Attraverso un intenso lavoro di ricerca, è stato ricostruito uno spazio temporale che va dai primi del ’900 sino alla fine del primo conflitto, ricostruendo la vita di Cavalieri, poliedrica figura di nobili ideali e solidi principi morali, chimico e aviatore valoroso.

Donato Bragatto, instancabile motore dell’associazione, Enrico Trevisani del Centro di documentazione storica (Comune di Ferrara) e Paolo Varriale, storico dell’aeronautica, con la loro dedizione ed assiduità, hanno reso possibile la realizzazione di questa encomiabile opera. la quale viene presentata a pochi giorni di distanza dal 4 novembre 2018, cento anni dopo la fine della Prima Guerra Mondiale.

le opere

Il libro e la mostra ripercorrono, attraverso i materiali documentari e fotografici del fondo famigliare Cavalieri, la vita civile e militare di Pico che, dalla partecipazione alle grandi manovre del 1903, giunge sino al 4 gennaio del ’17, data in cui perde la vita in un incidente aereo, durante un collaudo, ad Arona, sul Lago Maggiore.
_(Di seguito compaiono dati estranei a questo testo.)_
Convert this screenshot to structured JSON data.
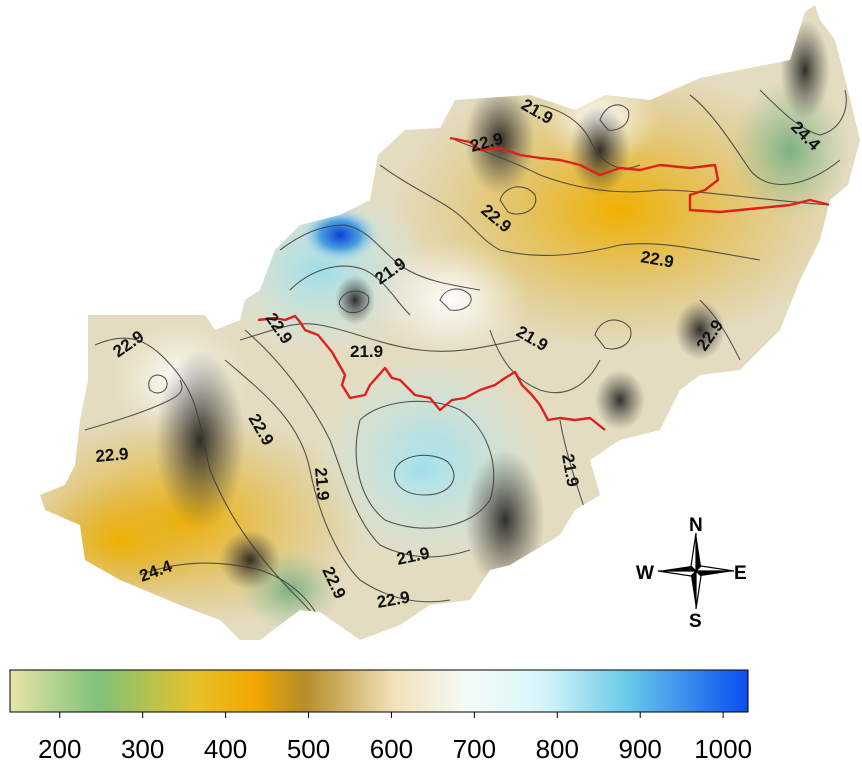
{
  "map": {
    "contour_labels": [
      "22.9",
      "21.9",
      "24.4"
    ],
    "colors": {
      "boundary": "#e0201a",
      "contour_line": "#3a3a3a"
    }
  },
  "compass": {
    "north": "N",
    "south": "S",
    "east": "E",
    "west": "W"
  },
  "legend": {
    "ticks": [
      "200",
      "300",
      "400",
      "500",
      "600",
      "700",
      "800",
      "900",
      "1000"
    ],
    "range": [
      140,
      1030
    ],
    "gradient": [
      {
        "at": 0.0,
        "color": "#e8e4a8"
      },
      {
        "at": 0.12,
        "color": "#7ec27a"
      },
      {
        "at": 0.25,
        "color": "#e6c12a"
      },
      {
        "at": 0.33,
        "color": "#f2a800"
      },
      {
        "at": 0.4,
        "color": "#b58d2a"
      },
      {
        "at": 0.52,
        "color": "#f2e2b8"
      },
      {
        "at": 0.62,
        "color": "#f4fbf8"
      },
      {
        "at": 0.72,
        "color": "#d8f6fa"
      },
      {
        "at": 0.84,
        "color": "#66c8ea"
      },
      {
        "at": 1.0,
        "color": "#0a4df0"
      }
    ]
  }
}
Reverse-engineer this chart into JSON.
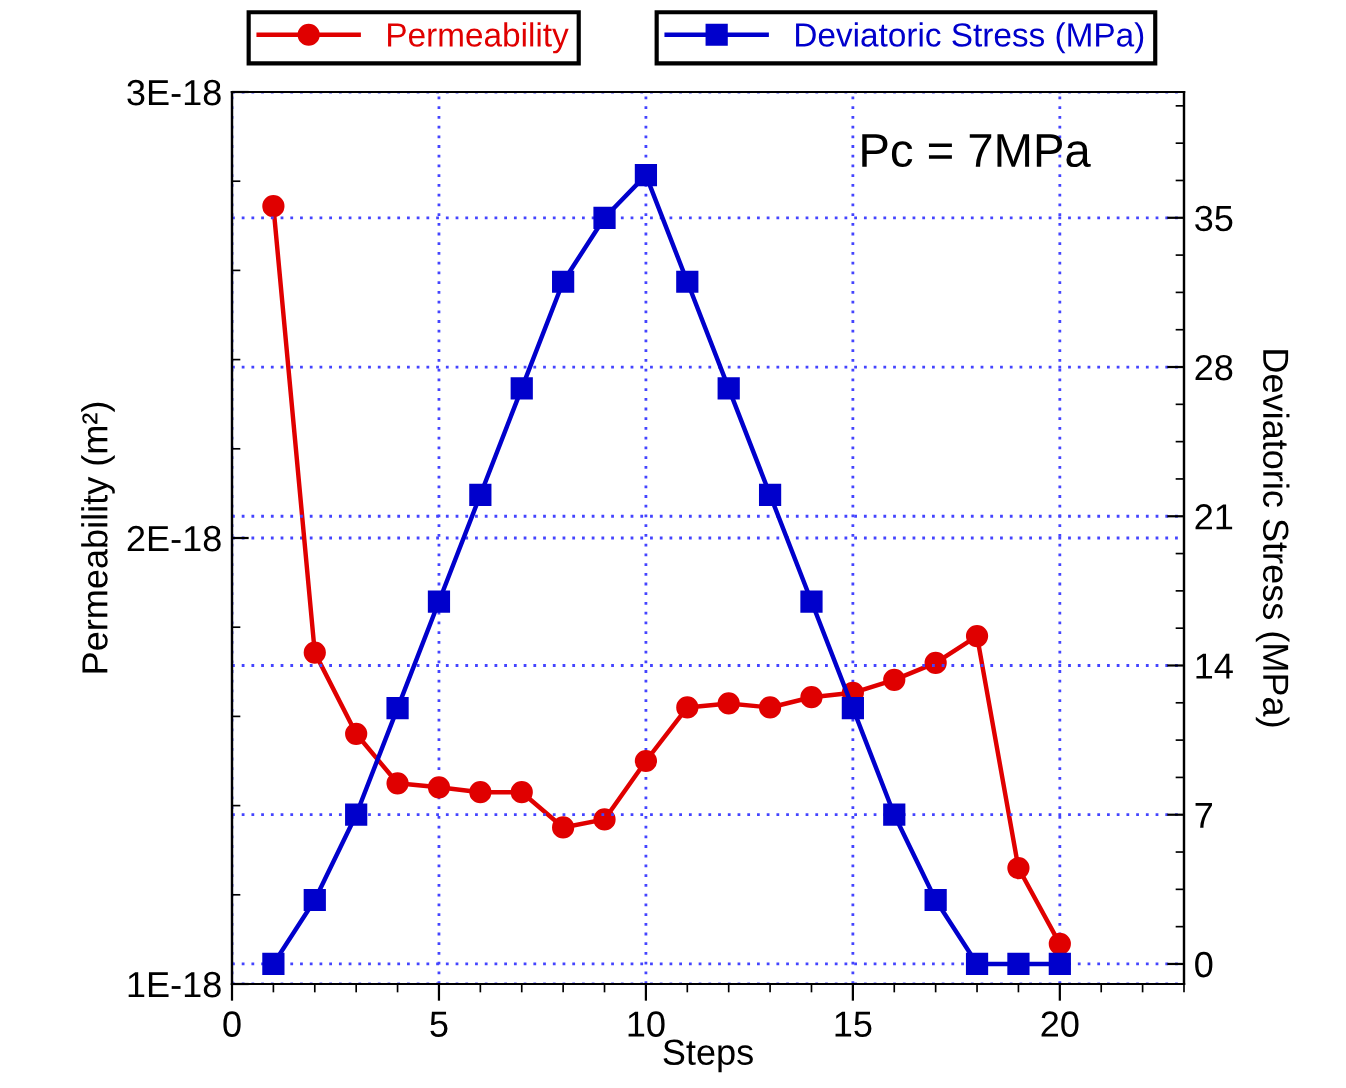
{
  "chart_data": {
    "type": "line",
    "xlabel": "Steps",
    "ylabel": "Permeability (m²)",
    "y2label": "Deviatoric Stress (MPa)",
    "annotations": [
      "Pc = 7MPa"
    ],
    "x": [
      1,
      2,
      3,
      4,
      5,
      6,
      7,
      8,
      9,
      10,
      11,
      12,
      13,
      14,
      15,
      16,
      17,
      18,
      19,
      20
    ],
    "series": [
      {
        "name": "Permeability",
        "color": "#e00000",
        "marker": "circle",
        "values": [
          2.744e-18,
          1.743e-18,
          1.561e-18,
          1.45e-18,
          1.441e-18,
          1.43e-18,
          1.43e-18,
          1.351e-18,
          1.369e-18,
          1.5e-18,
          1.62e-18,
          1.629e-18,
          1.62e-18,
          1.643e-18,
          1.653e-18,
          1.682e-18,
          1.72e-18,
          1.78e-18,
          1.26e-18,
          1.09e-18
        ]
      },
      {
        "name": "Deviatoric Stress (MPa)",
        "color": "#0000cc",
        "marker": "square",
        "axis": "y2",
        "values": [
          0,
          3,
          7,
          12,
          17,
          22,
          27,
          32,
          35,
          37,
          32,
          27,
          22,
          17,
          12,
          7,
          3,
          0,
          0,
          0
        ]
      }
    ],
    "xlim": [
      0,
      23
    ],
    "xticks": [
      0,
      5,
      10,
      15,
      20
    ],
    "ylim": [
      1e-18,
      3e-18
    ],
    "yticks": [
      {
        "value": 1e-18,
        "label": "1E-18"
      },
      {
        "value": 2e-18,
        "label": "2E-18"
      },
      {
        "value": 3e-18,
        "label": "3E-18"
      }
    ],
    "y2lim": [
      -0.94,
      40.9
    ],
    "y2ticks": [
      0,
      7,
      14,
      21,
      28,
      35
    ],
    "grid": true,
    "legend": "top"
  }
}
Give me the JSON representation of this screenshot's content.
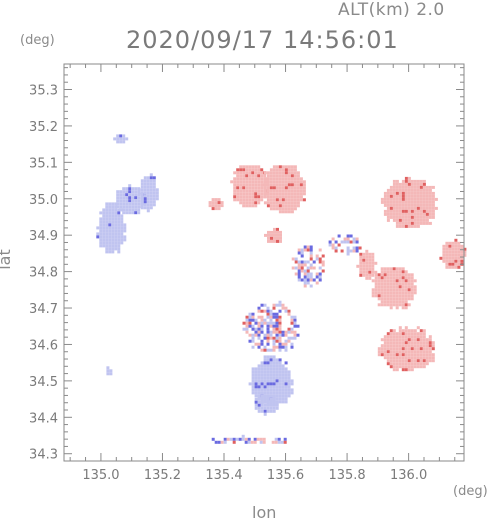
{
  "header": {
    "altitude": "ALT(km)  2.0",
    "datetime": "2020/09/17  14:56:01"
  },
  "axes": {
    "y_unit": "(deg)",
    "x_unit": "(deg)",
    "xlabel": "lon",
    "ylabel": "lat"
  },
  "chart_data": {
    "type": "heatmap",
    "title": "2020/09/17  14:56:01",
    "xlabel": "lon",
    "ylabel": "lat",
    "xlim": [
      134.88,
      136.18
    ],
    "ylim": [
      34.28,
      35.37
    ],
    "x_ticks": [
      "135.0",
      "135.2",
      "135.4",
      "135.6",
      "135.8",
      "136.0"
    ],
    "x_tick_values": [
      135.0,
      135.2,
      135.4,
      135.6,
      135.8,
      136.0
    ],
    "y_ticks": [
      "34.3",
      "34.4",
      "34.5",
      "34.6",
      "34.7",
      "34.8",
      "34.9",
      "35.0",
      "35.1",
      "35.2",
      "35.3"
    ],
    "y_tick_values": [
      34.3,
      34.4,
      34.5,
      34.6,
      34.7,
      34.8,
      34.9,
      35.0,
      35.1,
      35.2,
      35.3
    ],
    "colors": {
      "positive": "#f4b8b8",
      "positive_strong": "#e06060",
      "negative": "#c0c4f0",
      "negative_strong": "#6a6ae0",
      "axis": "#8a8a8a"
    },
    "regions": [
      {
        "sign": "negative",
        "lon": 135.03,
        "lat": 34.92,
        "rlon": 0.045,
        "rlat": 0.07
      },
      {
        "sign": "negative",
        "lon": 135.09,
        "lat": 35.0,
        "rlon": 0.05,
        "rlat": 0.04
      },
      {
        "sign": "negative",
        "lon": 135.15,
        "lat": 35.02,
        "rlon": 0.03,
        "rlat": 0.05
      },
      {
        "sign": "negative",
        "lon": 135.06,
        "lat": 35.17,
        "rlon": 0.02,
        "rlat": 0.015
      },
      {
        "sign": "positive",
        "lon": 135.37,
        "lat": 34.99,
        "rlon": 0.02,
        "rlat": 0.02
      },
      {
        "sign": "positive",
        "lon": 135.48,
        "lat": 35.04,
        "rlon": 0.06,
        "rlat": 0.06
      },
      {
        "sign": "positive",
        "lon": 135.59,
        "lat": 35.03,
        "rlon": 0.07,
        "rlat": 0.07
      },
      {
        "sign": "positive",
        "lon": 135.56,
        "lat": 34.9,
        "rlon": 0.03,
        "rlat": 0.02
      },
      {
        "sign": "mixed",
        "lon": 135.67,
        "lat": 34.82,
        "rlon": 0.05,
        "rlat": 0.06
      },
      {
        "sign": "mixed",
        "lon": 135.79,
        "lat": 34.88,
        "rlon": 0.05,
        "rlat": 0.03
      },
      {
        "sign": "mixed",
        "lon": 135.55,
        "lat": 34.65,
        "rlon": 0.09,
        "rlat": 0.07
      },
      {
        "sign": "negative",
        "lon": 135.55,
        "lat": 34.5,
        "rlon": 0.07,
        "rlat": 0.07
      },
      {
        "sign": "negative",
        "lon": 135.53,
        "lat": 34.44,
        "rlon": 0.04,
        "rlat": 0.03
      },
      {
        "sign": "mixed",
        "lon": 135.48,
        "lat": 34.34,
        "rlon": 0.12,
        "rlat": 0.012
      },
      {
        "sign": "negative",
        "lon": 135.02,
        "lat": 34.53,
        "rlon": 0.012,
        "rlat": 0.01
      },
      {
        "sign": "positive",
        "lon": 136.0,
        "lat": 34.99,
        "rlon": 0.09,
        "rlat": 0.07
      },
      {
        "sign": "positive",
        "lon": 136.14,
        "lat": 34.85,
        "rlon": 0.04,
        "rlat": 0.04
      },
      {
        "sign": "positive",
        "lon": 135.95,
        "lat": 34.76,
        "rlon": 0.07,
        "rlat": 0.06
      },
      {
        "sign": "positive",
        "lon": 135.99,
        "lat": 34.59,
        "rlon": 0.09,
        "rlat": 0.06
      },
      {
        "sign": "positive",
        "lon": 135.86,
        "lat": 34.82,
        "rlon": 0.03,
        "rlat": 0.04
      }
    ]
  }
}
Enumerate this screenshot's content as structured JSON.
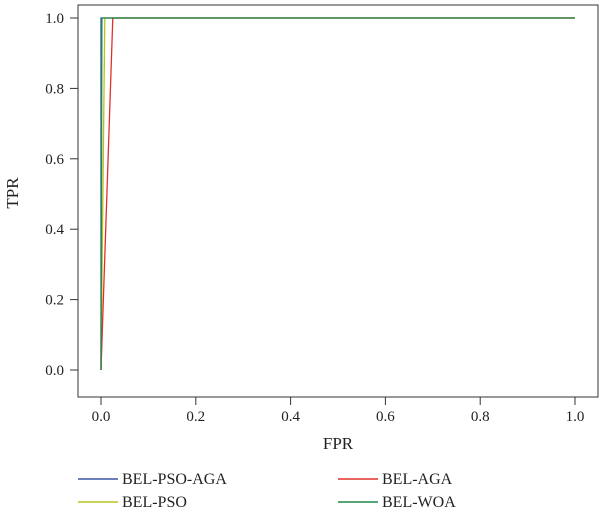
{
  "chart_data": {
    "type": "line",
    "title": "",
    "xlabel": "FPR",
    "ylabel": "TPR",
    "xlim": [
      0.0,
      1.0
    ],
    "ylim": [
      0.0,
      1.0
    ],
    "x_ticks": [
      "0.0",
      "0.2",
      "0.4",
      "0.6",
      "0.8",
      "1.0"
    ],
    "y_ticks": [
      "0.0",
      "0.2",
      "0.4",
      "0.6",
      "0.8",
      "1.0"
    ],
    "grid": false,
    "legend_position": "bottom",
    "series": [
      {
        "name": "BEL-PSO-AGA",
        "color": "#3a55a4",
        "x": [
          0.0,
          0.0,
          1.0
        ],
        "y": [
          0.0,
          1.0,
          1.0
        ]
      },
      {
        "name": "BEL-PSO",
        "color": "#b8c21a",
        "x": [
          0.0,
          0.008,
          1.0
        ],
        "y": [
          0.0,
          1.0,
          1.0
        ]
      },
      {
        "name": "BEL-AGA",
        "color": "#e0302a",
        "x": [
          0.0,
          0.025,
          1.0
        ],
        "y": [
          0.0,
          1.0,
          1.0
        ]
      },
      {
        "name": "BEL-WOA",
        "color": "#1f8a4c",
        "x": [
          0.0,
          0.002,
          1.0
        ],
        "y": [
          0.0,
          1.0,
          1.0
        ]
      }
    ]
  }
}
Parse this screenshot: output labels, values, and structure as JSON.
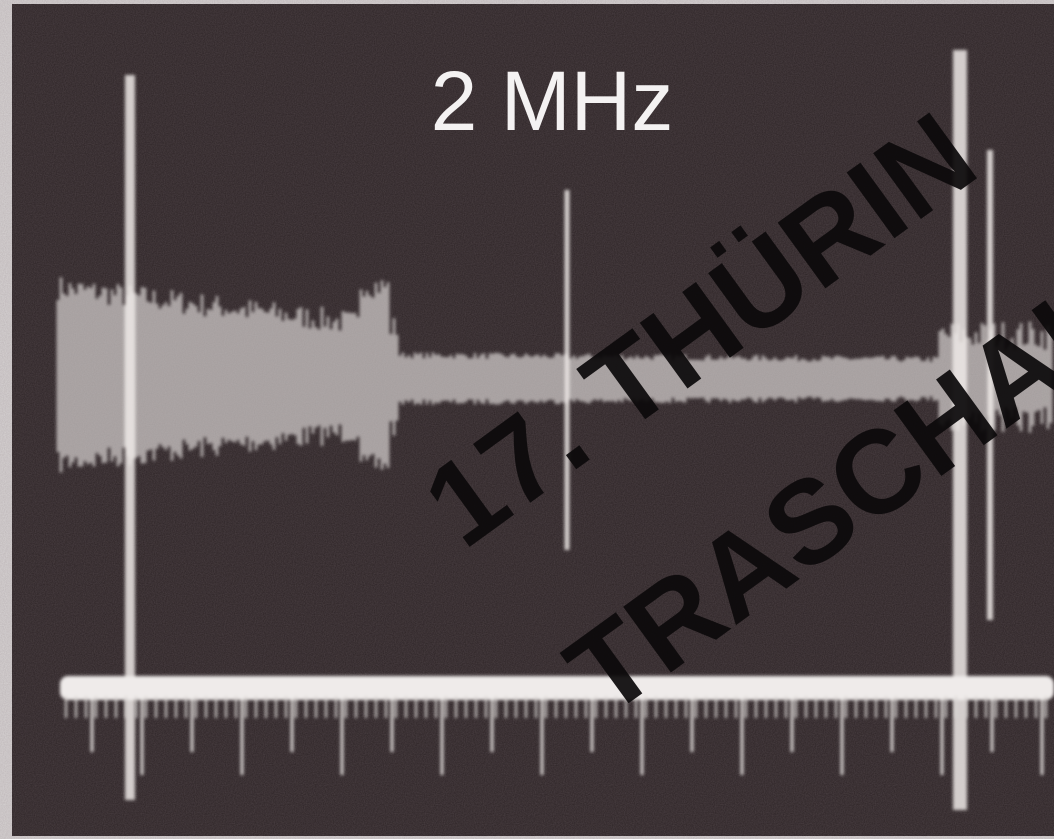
{
  "label": "2 MHz",
  "watermark": {
    "line1": "17. THÜRIN",
    "line2": "TRASCHAI"
  }
}
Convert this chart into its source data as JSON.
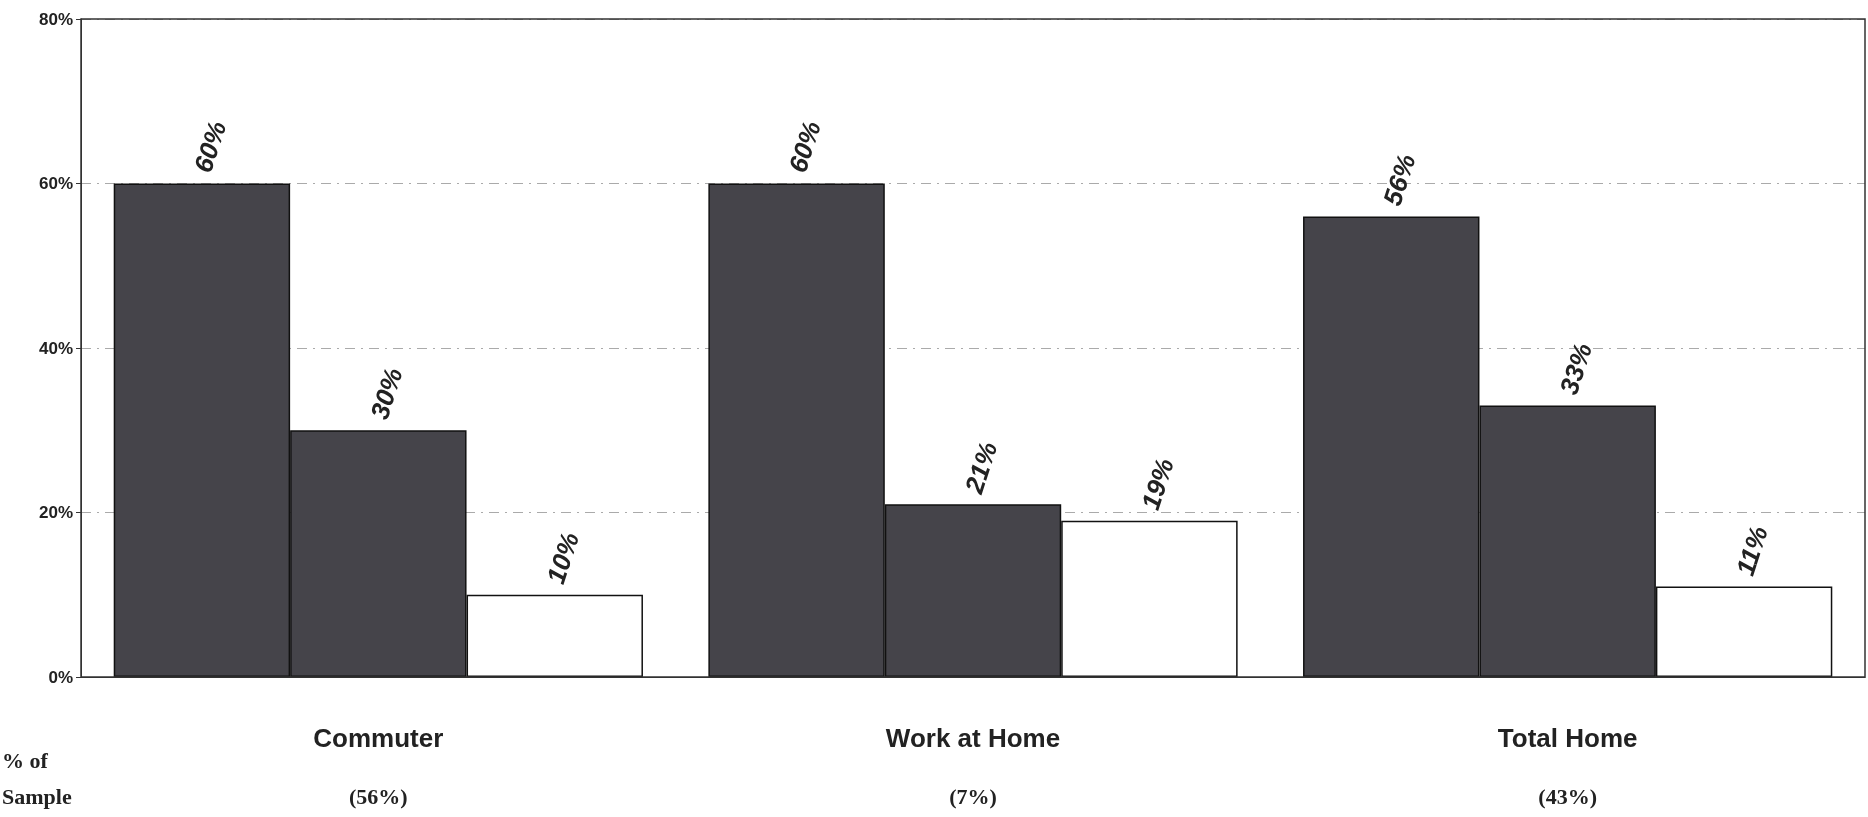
{
  "chart_data": {
    "type": "bar",
    "categories": [
      "Commuter",
      "Work at Home",
      "Total Home"
    ],
    "series": [
      {
        "color": "#45444a",
        "values": [
          60,
          60,
          56
        ],
        "value_labels": [
          "60%",
          "60%",
          "56%"
        ]
      },
      {
        "color": "#45444a",
        "values": [
          30,
          21,
          33
        ],
        "value_labels": [
          "30%",
          "21%",
          "33%"
        ]
      },
      {
        "color": "#ffffff",
        "values": [
          10,
          19,
          11
        ],
        "value_labels": [
          "10%",
          "19%",
          "11%"
        ]
      }
    ],
    "ylim": [
      0,
      80
    ],
    "yticks": [
      {
        "value": 0,
        "label": "0%"
      },
      {
        "value": 20,
        "label": "20%"
      },
      {
        "value": 40,
        "label": "40%"
      },
      {
        "value": 60,
        "label": "60%"
      },
      {
        "value": 80,
        "label": "80%"
      }
    ],
    "grid": "y",
    "annotations": [
      "% of Sample",
      "(56%)",
      "(7%)",
      "(43%)"
    ]
  }
}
La ricca documentazione fa riferimento in particolare alla sua partecipazione alla guerra di Libia e, soprattutto, alla Grande Guerra, dove assolve numerosi compiti sia di comando che come mitragliere, osservatore e poi pilota sui bombardieri Caproni Ca.3. Il materiale proviene dai fondi dell’Archivio storico comunale di Ferrara, del Museo del Risorgimento e della Resistenza di Ferrara, del Centro di documentazione storica - Centro etnografico ferrarese e dell’associazione stessa.

In mostra nella sala Ariosto dell’Ariostea saranno esposti documenti originali, pannelli fotografici ed oggetti. Il libro, che contiene materiali documentari e fotografici perlopiù inediti, ha un saggio introduttivo sulla storia della famiglia Cavalieri, a cura di Davide Mantovani.